Eating Holiday
For the past few days, the only contribution I did for my body is gaining weight, I don't know why, but when having meal with Martin, I can't stop but finish every rice in front of me, this put me to a 70 KG limit, as I told myself stop eating too much, claim back a better body, I should not break the owl again and again. but what else can we do, when suggest to go somewhere, then we found out he's been there with me before, it seems like Taipie is a very boring city now.Yesterday, doing nothing, bought an ipod nano last week, the design is so gourouge, so I tried to connected it with the iTune service, I suppose to install songs to my iTune librery, however, the lazy bone keep me at the coath, do nothing, waiting for the meal rining bell.
What shocked me yesterday was when watching the news, the NCC law cause the dispute between Ruling Party and those opposite parties; then I recalled what Chairman said to me, there's a chace that he will be assigned to the Head of NCC in order to cease the fire between parities, in such a case, do I need or have the chance to join the Telecom Giant, I didn't think much last week until yesterday, the devleopment of NCC probabely will limited to a few candidate to head this critical postition, what if Chairman been appointed, then I should erase one of the career opportunity from the list, this sudden impact turn me and my wife's mood down , she even thought of noting buying the mutton pot -- a very basic and instict reaction to an unpleasant feeling, well, I am not sure, but when you think hard and go into the only direction, it's not easy to pull yourself out of the tramp, let's wait and see.

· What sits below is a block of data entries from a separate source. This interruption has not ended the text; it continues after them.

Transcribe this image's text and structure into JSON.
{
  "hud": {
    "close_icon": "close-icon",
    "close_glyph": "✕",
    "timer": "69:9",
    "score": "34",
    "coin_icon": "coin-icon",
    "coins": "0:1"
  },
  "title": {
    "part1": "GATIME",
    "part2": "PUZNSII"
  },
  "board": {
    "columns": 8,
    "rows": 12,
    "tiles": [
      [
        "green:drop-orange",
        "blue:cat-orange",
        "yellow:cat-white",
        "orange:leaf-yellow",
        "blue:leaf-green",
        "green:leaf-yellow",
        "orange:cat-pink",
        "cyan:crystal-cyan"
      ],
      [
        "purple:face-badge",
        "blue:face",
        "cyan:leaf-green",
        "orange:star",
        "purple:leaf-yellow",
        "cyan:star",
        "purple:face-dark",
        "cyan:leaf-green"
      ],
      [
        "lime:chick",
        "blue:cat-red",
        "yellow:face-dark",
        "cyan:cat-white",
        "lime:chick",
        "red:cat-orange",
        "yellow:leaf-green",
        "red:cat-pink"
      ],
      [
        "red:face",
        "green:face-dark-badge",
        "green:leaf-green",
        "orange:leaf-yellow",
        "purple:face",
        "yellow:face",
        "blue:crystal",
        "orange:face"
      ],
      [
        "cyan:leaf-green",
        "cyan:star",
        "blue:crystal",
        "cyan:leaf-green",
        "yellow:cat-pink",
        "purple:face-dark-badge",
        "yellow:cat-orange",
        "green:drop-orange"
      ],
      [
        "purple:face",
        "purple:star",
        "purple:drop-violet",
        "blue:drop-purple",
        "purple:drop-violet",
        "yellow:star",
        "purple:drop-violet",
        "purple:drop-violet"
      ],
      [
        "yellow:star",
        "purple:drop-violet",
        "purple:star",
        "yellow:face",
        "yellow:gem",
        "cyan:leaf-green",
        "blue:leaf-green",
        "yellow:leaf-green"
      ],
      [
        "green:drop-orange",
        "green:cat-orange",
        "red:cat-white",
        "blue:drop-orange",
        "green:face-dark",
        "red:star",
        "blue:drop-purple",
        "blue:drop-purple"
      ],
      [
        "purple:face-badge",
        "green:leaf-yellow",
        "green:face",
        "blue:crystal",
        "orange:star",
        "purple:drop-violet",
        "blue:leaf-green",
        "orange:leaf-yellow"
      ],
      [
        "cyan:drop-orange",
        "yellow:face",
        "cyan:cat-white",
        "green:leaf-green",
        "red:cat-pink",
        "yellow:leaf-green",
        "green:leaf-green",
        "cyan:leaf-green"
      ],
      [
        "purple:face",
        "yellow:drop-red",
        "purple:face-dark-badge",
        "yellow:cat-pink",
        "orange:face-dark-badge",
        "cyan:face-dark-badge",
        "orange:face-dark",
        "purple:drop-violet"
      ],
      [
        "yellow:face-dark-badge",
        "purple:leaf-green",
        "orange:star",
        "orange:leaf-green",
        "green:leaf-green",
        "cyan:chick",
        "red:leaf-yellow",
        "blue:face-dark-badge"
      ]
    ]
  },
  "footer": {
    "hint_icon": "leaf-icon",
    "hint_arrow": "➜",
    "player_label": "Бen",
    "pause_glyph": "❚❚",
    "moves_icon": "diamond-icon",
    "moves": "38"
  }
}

But for the last month, my schedule is not in order, when checking my PDA, I knew it immediately, the " To Do " list is not complete on time, items of to do's reduced and not middle plan in the calendar, this is not a productive way to live you life, as I should not wasting my life, I should live everyday meaningful.
Again, I should call back my intepretation for " Determination " : Drawing a hard line in the bottom of my heart.
Sleep at home for long hours, but it seems I am not recoverd from the stay up nights. C. flew out to Canada, I should picking up the pieces and finish the 10 pages of strategy paper.